The main difference between foreclosure and short selling is that the two are used at different times, just as they are initiated by different people.

These are the two alternatives available in the hands of the homeowner, who constantly fails to make the loan payments. So, it's essential for everyone to know the difference between foreclosure and short selling, which can help you choose the best alternative.

Comparative chart

Basis for comparison foreclosure Short sale
SenseA process in which the lender takes possession of the property, after the borrower's default in payment, known as foreclosure.When the property is sold, at a price lower than the remaining amount as a mortgage balance, known as a short sale.
New mortgageAfter 5 or 7 yearsIn 2 years
UsedWhen the borrower fails to make the payment.When the borrower fails to make the payment, the value of the property under a mortgage less than he owes and the lender allows for it.
Credit scoreSeverely affectedComparatively less affected
Started and sold byLenderborrower
Property controlMortgage lendermortgage

Definition of foreclosure

The foreclosure is a legal process, which involves the seizure of property by the creditor, kept as collateral under the mortgage, in which the property right of the house canceled, due to default in the payment of the outstanding debt. In this process, the property is put up for auction by the lender to recover the remaining loan amount.

Foreclosure is a civil lawsuit, generally used by the mortgage to resolve the borrower's interest in the property, through the court order. In this process, the court sets the date until which the borrower is authorized to pay the debt along with the foreclosure fees and redeem the property.

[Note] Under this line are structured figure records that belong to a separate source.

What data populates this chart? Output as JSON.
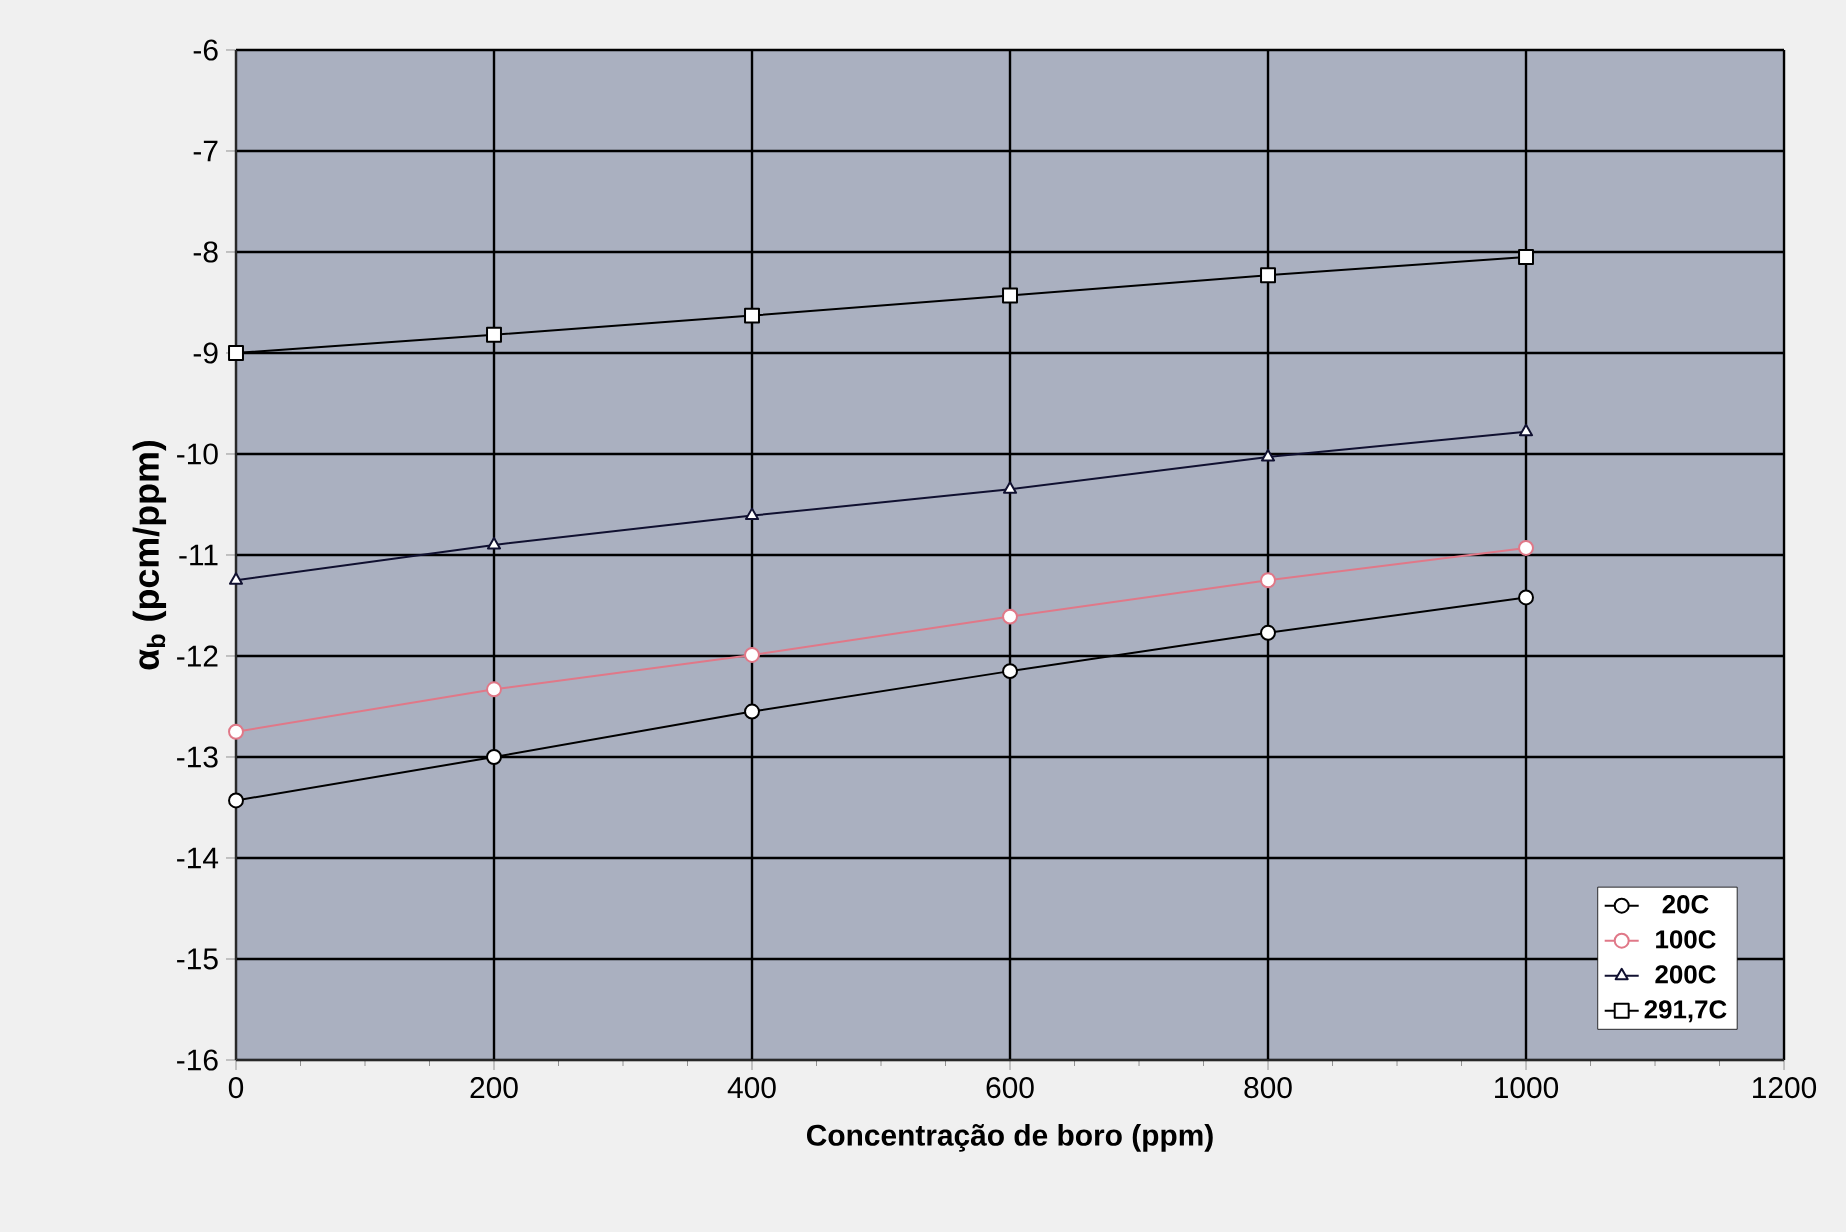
{
  "chart_data": {
    "type": "line",
    "xlabel": "Concentração de boro (ppm)",
    "ylabel": "α$_{b}$ (pcm/ppm)",
    "x": [
      0,
      200,
      400,
      600,
      800,
      1000
    ],
    "series": [
      {
        "name": "20C",
        "color": "#000000",
        "marker": "circle",
        "values": [
          -13.43,
          -13.0,
          -12.55,
          -12.15,
          -11.77,
          -11.42
        ]
      },
      {
        "name": "100C",
        "color": "#e07888",
        "marker": "circle",
        "values": [
          -12.75,
          -12.33,
          -11.99,
          -11.61,
          -11.25,
          -10.93
        ]
      },
      {
        "name": "200C",
        "color": "#101030",
        "marker": "triangle",
        "values": [
          -11.25,
          -10.9,
          -10.61,
          -10.35,
          -10.03,
          -9.78
        ]
      },
      {
        "name": "291,7C",
        "color": "#000000",
        "marker": "square",
        "values": [
          -9.0,
          -8.82,
          -8.63,
          -8.43,
          -8.23,
          -8.05
        ]
      }
    ],
    "xlim": [
      0,
      1200
    ],
    "xticks": [
      0,
      200,
      400,
      600,
      800,
      1000,
      1200
    ],
    "ylim": [
      -16,
      -6
    ],
    "yticks": [
      -16,
      -15,
      -14,
      -13,
      -12,
      -11,
      -10,
      -9,
      -8,
      -7,
      -6
    ],
    "grid": true,
    "legend": "bottom right",
    "line_style": "solid"
  }
}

If the borrower is unable to repay the loan amount, then the lender can freely sell the foreclosed property. The proceeds received from the sale of the property are used for the first time in repaying the loan and the residual amount (if any) is delivered to the home owner (borrower). The borrower remains liable if the foreclosed property is not sold and also for the balance amount if the property is sold, but the proceeds from the sale are not sufficient to cover the full amount of the debt.

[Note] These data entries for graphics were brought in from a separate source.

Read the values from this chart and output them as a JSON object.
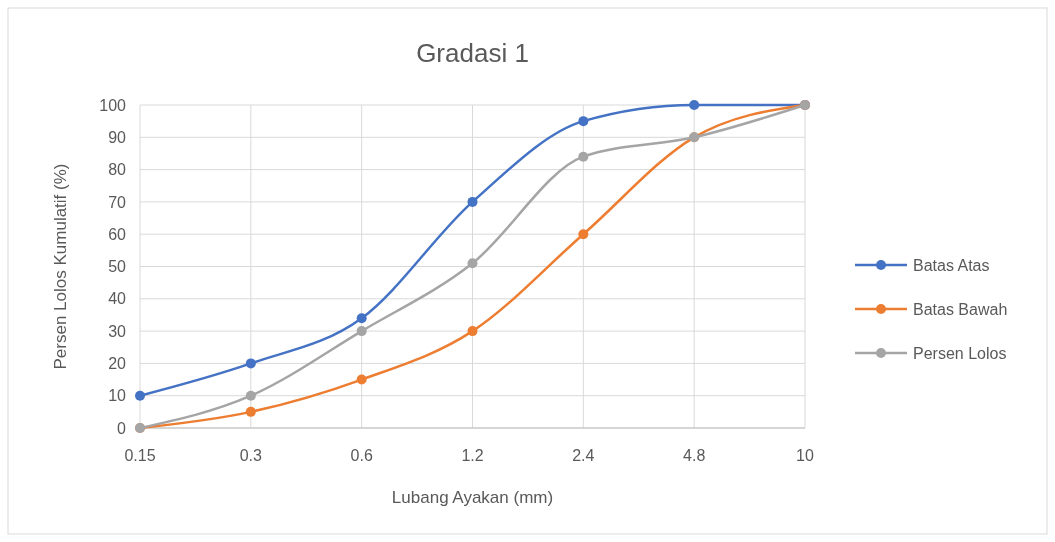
{
  "chart_data": {
    "type": "line",
    "title": "Gradasi 1",
    "xlabel": "Lubang Ayakan (mm)",
    "ylabel": "Persen Lolos Kumulatif (%)",
    "categories": [
      "0.15",
      "0.3",
      "0.6",
      "1.2",
      "2.4",
      "4.8",
      "10"
    ],
    "ylim": [
      0,
      100
    ],
    "yticks": [
      0,
      10,
      20,
      30,
      40,
      50,
      60,
      70,
      80,
      90,
      100
    ],
    "grid": true,
    "legend": "right",
    "marker": "circle",
    "line_style": "solid",
    "series": [
      {
        "name": "Batas Atas",
        "color": "#4472c4",
        "values": [
          10,
          20,
          34,
          70,
          95,
          100,
          100
        ]
      },
      {
        "name": "Batas Bawah",
        "color": "#ed7d31",
        "values": [
          0,
          5,
          15,
          30,
          60,
          90,
          100
        ]
      },
      {
        "name": "Persen Lolos",
        "color": "#a5a5a5",
        "values": [
          0,
          10,
          30,
          51,
          84,
          90,
          100
        ]
      }
    ]
  }
}
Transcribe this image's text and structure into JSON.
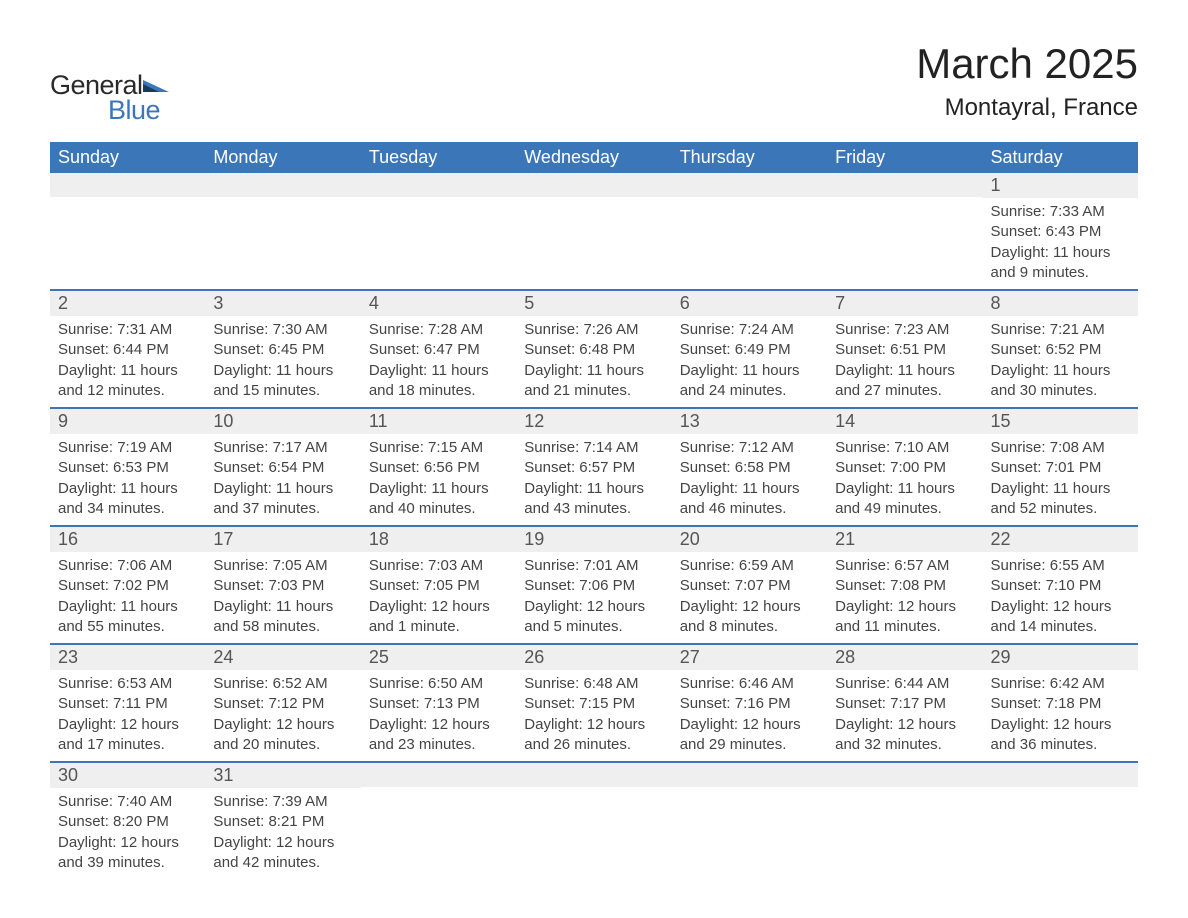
{
  "logo": {
    "text1": "General",
    "text2": "Blue",
    "text_color_dark": "#2a2a2a",
    "text_color_blue": "#3b77b8",
    "icon_color_dark": "#1a3a5a",
    "icon_color_light": "#3b77b8"
  },
  "header": {
    "month_title": "March 2025",
    "location": "Montayral, France"
  },
  "styling": {
    "header_bg": "#3b77b8",
    "header_text": "#ffffff",
    "daynum_bg": "#efefef",
    "row_border": "#3b77b8",
    "body_text": "#444444",
    "title_fontsize": 42,
    "location_fontsize": 24,
    "weekday_fontsize": 18,
    "daynum_fontsize": 18,
    "body_fontsize": 15
  },
  "weekdays": [
    "Sunday",
    "Monday",
    "Tuesday",
    "Wednesday",
    "Thursday",
    "Friday",
    "Saturday"
  ],
  "weeks": [
    [
      {
        "empty": true
      },
      {
        "empty": true
      },
      {
        "empty": true
      },
      {
        "empty": true
      },
      {
        "empty": true
      },
      {
        "empty": true
      },
      {
        "day": "1",
        "sunrise": "Sunrise: 7:33 AM",
        "sunset": "Sunset: 6:43 PM",
        "daylight1": "Daylight: 11 hours",
        "daylight2": "and 9 minutes."
      }
    ],
    [
      {
        "day": "2",
        "sunrise": "Sunrise: 7:31 AM",
        "sunset": "Sunset: 6:44 PM",
        "daylight1": "Daylight: 11 hours",
        "daylight2": "and 12 minutes."
      },
      {
        "day": "3",
        "sunrise": "Sunrise: 7:30 AM",
        "sunset": "Sunset: 6:45 PM",
        "daylight1": "Daylight: 11 hours",
        "daylight2": "and 15 minutes."
      },
      {
        "day": "4",
        "sunrise": "Sunrise: 7:28 AM",
        "sunset": "Sunset: 6:47 PM",
        "daylight1": "Daylight: 11 hours",
        "daylight2": "and 18 minutes."
      },
      {
        "day": "5",
        "sunrise": "Sunrise: 7:26 AM",
        "sunset": "Sunset: 6:48 PM",
        "daylight1": "Daylight: 11 hours",
        "daylight2": "and 21 minutes."
      },
      {
        "day": "6",
        "sunrise": "Sunrise: 7:24 AM",
        "sunset": "Sunset: 6:49 PM",
        "daylight1": "Daylight: 11 hours",
        "daylight2": "and 24 minutes."
      },
      {
        "day": "7",
        "sunrise": "Sunrise: 7:23 AM",
        "sunset": "Sunset: 6:51 PM",
        "daylight1": "Daylight: 11 hours",
        "daylight2": "and 27 minutes."
      },
      {
        "day": "8",
        "sunrise": "Sunrise: 7:21 AM",
        "sunset": "Sunset: 6:52 PM",
        "daylight1": "Daylight: 11 hours",
        "daylight2": "and 30 minutes."
      }
    ],
    [
      {
        "day": "9",
        "sunrise": "Sunrise: 7:19 AM",
        "sunset": "Sunset: 6:53 PM",
        "daylight1": "Daylight: 11 hours",
        "daylight2": "and 34 minutes."
      },
      {
        "day": "10",
        "sunrise": "Sunrise: 7:17 AM",
        "sunset": "Sunset: 6:54 PM",
        "daylight1": "Daylight: 11 hours",
        "daylight2": "and 37 minutes."
      },
      {
        "day": "11",
        "sunrise": "Sunrise: 7:15 AM",
        "sunset": "Sunset: 6:56 PM",
        "daylight1": "Daylight: 11 hours",
        "daylight2": "and 40 minutes."
      },
      {
        "day": "12",
        "sunrise": "Sunrise: 7:14 AM",
        "sunset": "Sunset: 6:57 PM",
        "daylight1": "Daylight: 11 hours",
        "daylight2": "and 43 minutes."
      },
      {
        "day": "13",
        "sunrise": "Sunrise: 7:12 AM",
        "sunset": "Sunset: 6:58 PM",
        "daylight1": "Daylight: 11 hours",
        "daylight2": "and 46 minutes."
      },
      {
        "day": "14",
        "sunrise": "Sunrise: 7:10 AM",
        "sunset": "Sunset: 7:00 PM",
        "daylight1": "Daylight: 11 hours",
        "daylight2": "and 49 minutes."
      },
      {
        "day": "15",
        "sunrise": "Sunrise: 7:08 AM",
        "sunset": "Sunset: 7:01 PM",
        "daylight1": "Daylight: 11 hours",
        "daylight2": "and 52 minutes."
      }
    ],
    [
      {
        "day": "16",
        "sunrise": "Sunrise: 7:06 AM",
        "sunset": "Sunset: 7:02 PM",
        "daylight1": "Daylight: 11 hours",
        "daylight2": "and 55 minutes."
      },
      {
        "day": "17",
        "sunrise": "Sunrise: 7:05 AM",
        "sunset": "Sunset: 7:03 PM",
        "daylight1": "Daylight: 11 hours",
        "daylight2": "and 58 minutes."
      },
      {
        "day": "18",
        "sunrise": "Sunrise: 7:03 AM",
        "sunset": "Sunset: 7:05 PM",
        "daylight1": "Daylight: 12 hours",
        "daylight2": "and 1 minute."
      },
      {
        "day": "19",
        "sunrise": "Sunrise: 7:01 AM",
        "sunset": "Sunset: 7:06 PM",
        "daylight1": "Daylight: 12 hours",
        "daylight2": "and 5 minutes."
      },
      {
        "day": "20",
        "sunrise": "Sunrise: 6:59 AM",
        "sunset": "Sunset: 7:07 PM",
        "daylight1": "Daylight: 12 hours",
        "daylight2": "and 8 minutes."
      },
      {
        "day": "21",
        "sunrise": "Sunrise: 6:57 AM",
        "sunset": "Sunset: 7:08 PM",
        "daylight1": "Daylight: 12 hours",
        "daylight2": "and 11 minutes."
      },
      {
        "day": "22",
        "sunrise": "Sunrise: 6:55 AM",
        "sunset": "Sunset: 7:10 PM",
        "daylight1": "Daylight: 12 hours",
        "daylight2": "and 14 minutes."
      }
    ],
    [
      {
        "day": "23",
        "sunrise": "Sunrise: 6:53 AM",
        "sunset": "Sunset: 7:11 PM",
        "daylight1": "Daylight: 12 hours",
        "daylight2": "and 17 minutes."
      },
      {
        "day": "24",
        "sunrise": "Sunrise: 6:52 AM",
        "sunset": "Sunset: 7:12 PM",
        "daylight1": "Daylight: 12 hours",
        "daylight2": "and 20 minutes."
      },
      {
        "day": "25",
        "sunrise": "Sunrise: 6:50 AM",
        "sunset": "Sunset: 7:13 PM",
        "daylight1": "Daylight: 12 hours",
        "daylight2": "and 23 minutes."
      },
      {
        "day": "26",
        "sunrise": "Sunrise: 6:48 AM",
        "sunset": "Sunset: 7:15 PM",
        "daylight1": "Daylight: 12 hours",
        "daylight2": "and 26 minutes."
      },
      {
        "day": "27",
        "sunrise": "Sunrise: 6:46 AM",
        "sunset": "Sunset: 7:16 PM",
        "daylight1": "Daylight: 12 hours",
        "daylight2": "and 29 minutes."
      },
      {
        "day": "28",
        "sunrise": "Sunrise: 6:44 AM",
        "sunset": "Sunset: 7:17 PM",
        "daylight1": "Daylight: 12 hours",
        "daylight2": "and 32 minutes."
      },
      {
        "day": "29",
        "sunrise": "Sunrise: 6:42 AM",
        "sunset": "Sunset: 7:18 PM",
        "daylight1": "Daylight: 12 hours",
        "daylight2": "and 36 minutes."
      }
    ],
    [
      {
        "day": "30",
        "sunrise": "Sunrise: 7:40 AM",
        "sunset": "Sunset: 8:20 PM",
        "daylight1": "Daylight: 12 hours",
        "daylight2": "and 39 minutes."
      },
      {
        "day": "31",
        "sunrise": "Sunrise: 7:39 AM",
        "sunset": "Sunset: 8:21 PM",
        "daylight1": "Daylight: 12 hours",
        "daylight2": "and 42 minutes."
      },
      {
        "empty": true
      },
      {
        "empty": true
      },
      {
        "empty": true
      },
      {
        "empty": true
      },
      {
        "empty": true
      }
    ]
  ]
}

Definition of short selling

A short sale is an option, usually exercised when the homeowner owes more debt than the mortgaged business can generate income and the borrower is unable to pay the outstanding debt, so the lender opts for the sale. in the open or expresses his consent for a short reward. In this way, the property is not foreclosed, and the owner of the house is authorized to put his property up for sale on his own.

The remaining balance due to the creditor known as a shortage. a complicated and time-consuming process as it requires a lot of paperwork and multiple approvals.

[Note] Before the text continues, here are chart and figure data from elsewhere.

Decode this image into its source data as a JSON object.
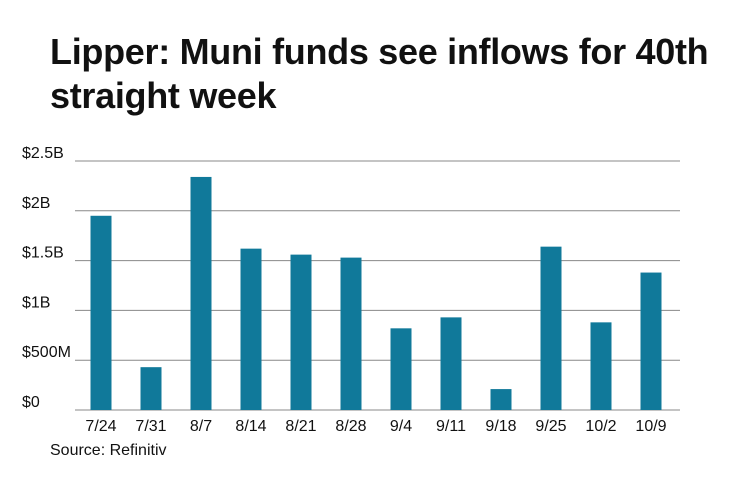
{
  "title": "Lipper: Muni funds see inflows for 40th straight week",
  "source": "Source: Refinitiv",
  "colors": {
    "bar": "#10799a",
    "grid": "#888888",
    "text": "#111111"
  },
  "chart_data": {
    "type": "bar",
    "title": "Lipper: Muni funds see inflows for 40th straight week",
    "xlabel": "",
    "ylabel": "",
    "categories": [
      "7/24",
      "7/31",
      "8/7",
      "8/14",
      "8/21",
      "8/28",
      "9/4",
      "9/11",
      "9/18",
      "9/25",
      "10/2",
      "10/9"
    ],
    "values": [
      1.95,
      0.43,
      2.34,
      1.62,
      1.56,
      1.53,
      0.82,
      0.93,
      0.21,
      1.64,
      0.88,
      1.38
    ],
    "ylim": [
      0,
      2.5
    ],
    "yticks": [
      0,
      0.5,
      1,
      1.5,
      2,
      2.5
    ],
    "ytick_labels": [
      "$0",
      "$500M",
      "$1B",
      "$1.5B",
      "$2B",
      "$2.5B"
    ],
    "units": "billions of dollars",
    "grid": true,
    "legend": "none"
  }
}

Key differences between foreclosure and short selling

The significant differences between foreclosure and short selling are shown below:

  1. Foreclosure is a process in which the lender seizes the property after the borrower's default in payment. The short sale when the property is sold, at a price lower than the amount that remains as the mortgage balance.
  2. The borrower can take advantage of the new mortgage after 5 to 7 years of foreclosure and after two years in the case, the property offered for short sale.
  3. Foreclosure is used when a borrower is unable to make the payment. Unlike short selling, when the defaulting mortgage, the value of the property in a mortgage lower than it should, and the lender allows it.
  4. In foreclosure, the borrower's credit score and history are severely affected, while in a short sale the borrower is relatively less severely affected.
  5. The lender starts the foreclosure procedure and the sale of the property. On the other hand, the short selling procedure is started and the property is sold by the borrower.
  6. The mortgage exercises control over the property being foreclosed. Unlike the short term sale, where the borrower has control over it.

Conclusion

The biggest point of difference between these two terms is that foreclosure is a forced sale, that is, something that happens to you forcedly, but short selling is a voluntary sale, that is something you do. Both have their pros and cons. However, a short sale is a better option but requires more paperwork than in foreclosure.